A useful formula is: action verb + technique or instrument + what you accomplished or contributed to. Here are a few examples:

  • Validated analytical methods for three active compounds using HPLC and GC-MS, meeting all ICH guideline acceptance criteria.
  • Extracted and purified DNA from 500+ tissue samples using column-based kits, maintaining a 98% yield rate.
  • Calibrated and maintained UV-Vis spectrophotometers and pH meters on a weekly schedule, ensuring instrument accuracy within 0.1% tolerance.
  • Investigated out-of-specification results in clinical chemistry panels, identifying a reagent storage issue that had affected 12% of QC samples.

Numbers make bullets memorable. Include quantities of samples processed, percentage improvements, turnaround times, or error rate reductions wherever you can.

Showing Your Proficiency Level

If you have a mix of expert-level and beginner-level skills, communicate that honestly. You can do this through word choice in your experience bullets (“independently optimized” signals a different level than “assisted with”), or by splitting your skills section into tiers. Some candidates use headings like “Proficient” and “Familiar With” to separate skills they can perform independently from those they’ve had limited exposure to. This prevents the awkward situation where you list a technique and then can’t discuss it confidently in an interview.

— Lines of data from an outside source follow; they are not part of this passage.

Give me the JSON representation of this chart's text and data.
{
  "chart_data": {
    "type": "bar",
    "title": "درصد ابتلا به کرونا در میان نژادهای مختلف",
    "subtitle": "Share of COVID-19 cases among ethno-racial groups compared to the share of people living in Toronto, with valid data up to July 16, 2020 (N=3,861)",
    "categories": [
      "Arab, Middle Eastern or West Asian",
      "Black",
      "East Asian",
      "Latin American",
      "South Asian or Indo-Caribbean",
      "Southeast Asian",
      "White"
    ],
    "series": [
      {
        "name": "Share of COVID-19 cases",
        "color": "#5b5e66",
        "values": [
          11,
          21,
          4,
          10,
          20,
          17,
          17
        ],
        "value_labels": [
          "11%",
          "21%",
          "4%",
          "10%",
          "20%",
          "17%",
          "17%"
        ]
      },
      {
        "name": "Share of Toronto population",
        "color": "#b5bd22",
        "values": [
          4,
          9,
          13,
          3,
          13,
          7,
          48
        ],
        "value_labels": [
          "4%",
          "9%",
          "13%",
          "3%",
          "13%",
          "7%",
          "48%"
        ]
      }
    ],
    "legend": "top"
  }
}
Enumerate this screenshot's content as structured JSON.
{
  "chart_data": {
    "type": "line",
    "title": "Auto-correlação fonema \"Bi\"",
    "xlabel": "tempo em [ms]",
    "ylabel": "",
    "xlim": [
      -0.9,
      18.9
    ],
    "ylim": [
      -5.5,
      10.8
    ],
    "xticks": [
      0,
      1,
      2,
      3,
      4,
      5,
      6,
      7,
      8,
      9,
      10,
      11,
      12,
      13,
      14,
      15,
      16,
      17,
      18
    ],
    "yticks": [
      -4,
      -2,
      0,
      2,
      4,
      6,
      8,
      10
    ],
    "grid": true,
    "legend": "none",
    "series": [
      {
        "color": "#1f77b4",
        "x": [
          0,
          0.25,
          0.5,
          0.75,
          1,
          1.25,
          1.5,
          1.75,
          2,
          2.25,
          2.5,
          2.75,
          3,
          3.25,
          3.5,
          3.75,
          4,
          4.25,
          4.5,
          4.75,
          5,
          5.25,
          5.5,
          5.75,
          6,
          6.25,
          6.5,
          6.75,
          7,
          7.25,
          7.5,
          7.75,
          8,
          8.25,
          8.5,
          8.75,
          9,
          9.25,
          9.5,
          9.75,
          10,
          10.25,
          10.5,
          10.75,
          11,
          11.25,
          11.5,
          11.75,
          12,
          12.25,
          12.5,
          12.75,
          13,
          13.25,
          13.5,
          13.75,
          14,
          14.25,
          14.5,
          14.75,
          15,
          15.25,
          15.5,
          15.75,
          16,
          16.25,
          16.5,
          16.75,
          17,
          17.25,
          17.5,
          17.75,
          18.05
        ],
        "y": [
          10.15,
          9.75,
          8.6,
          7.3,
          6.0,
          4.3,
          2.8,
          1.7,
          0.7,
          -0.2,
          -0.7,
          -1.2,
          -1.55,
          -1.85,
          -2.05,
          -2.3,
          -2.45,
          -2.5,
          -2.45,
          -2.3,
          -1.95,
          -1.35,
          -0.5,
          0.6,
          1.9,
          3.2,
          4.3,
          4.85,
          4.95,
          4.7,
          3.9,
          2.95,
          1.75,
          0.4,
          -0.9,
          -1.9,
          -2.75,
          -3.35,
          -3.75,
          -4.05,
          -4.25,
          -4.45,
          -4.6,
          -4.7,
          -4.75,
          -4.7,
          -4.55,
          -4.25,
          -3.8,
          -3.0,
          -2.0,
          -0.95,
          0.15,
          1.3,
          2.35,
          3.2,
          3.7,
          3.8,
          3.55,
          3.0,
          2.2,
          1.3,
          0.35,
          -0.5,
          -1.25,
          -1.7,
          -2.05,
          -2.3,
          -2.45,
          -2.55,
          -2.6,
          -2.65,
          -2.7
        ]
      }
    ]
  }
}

Another approach is to add context directly in the skills section. Instead of listing “cell culture,” you might write “mammalian cell culture (3+ years).” The time reference instantly signals depth without requiring a separate proficiency scale.

Where to Place Certifications

Lab certifications belong in their own section, typically labeled “Certifications” or “Licenses and Certifications,” placed after education or after your skills section. Common credentials that carry weight include Medical Laboratory Scientist (MLS), Medical Laboratory Technician (MLT), Registered Phlebotomy Technician (RPT), Molecular Diagnostics Technologist (MDT), and Certified Laboratory Consultant (CLC), all offered through organizations like AMT (American Medical Technologists) or ASCP (American Society for Clinical Pathology).

List the full credential name, the issuing body, and the year earned or renewed. If a certification is specifically mentioned in the job posting, consider also referencing it in your summary line at the top so it’s impossible to miss.

Formatting Tips That Make a Difference

Keep your skills section to three or four subcategory rows. If it stretches beyond half a page, you’re listing too many items and diluting the ones that matter most. Tailor the list to each application by prioritizing the 10 to 15 skills most relevant to that specific role.

Use a clean, single-column layout. Multi-column designs and tables can confuse ATS parsers, causing your carefully chosen keywords to end up garbled or unreadable. Stick to standard fonts, consistent bullet formatting, and clear section headings. Save your resume as a PDF unless the application specifically requests a Word document, since PDFs preserve formatting across devices.

Finally, keep your skills and experience sections consistent. If “aseptic technique” appears in your skills list, it should show up at least once in your experience bullets with a concrete example. That internal consistency signals to both software and human readers that you genuinely possess the skill, not just the vocabulary.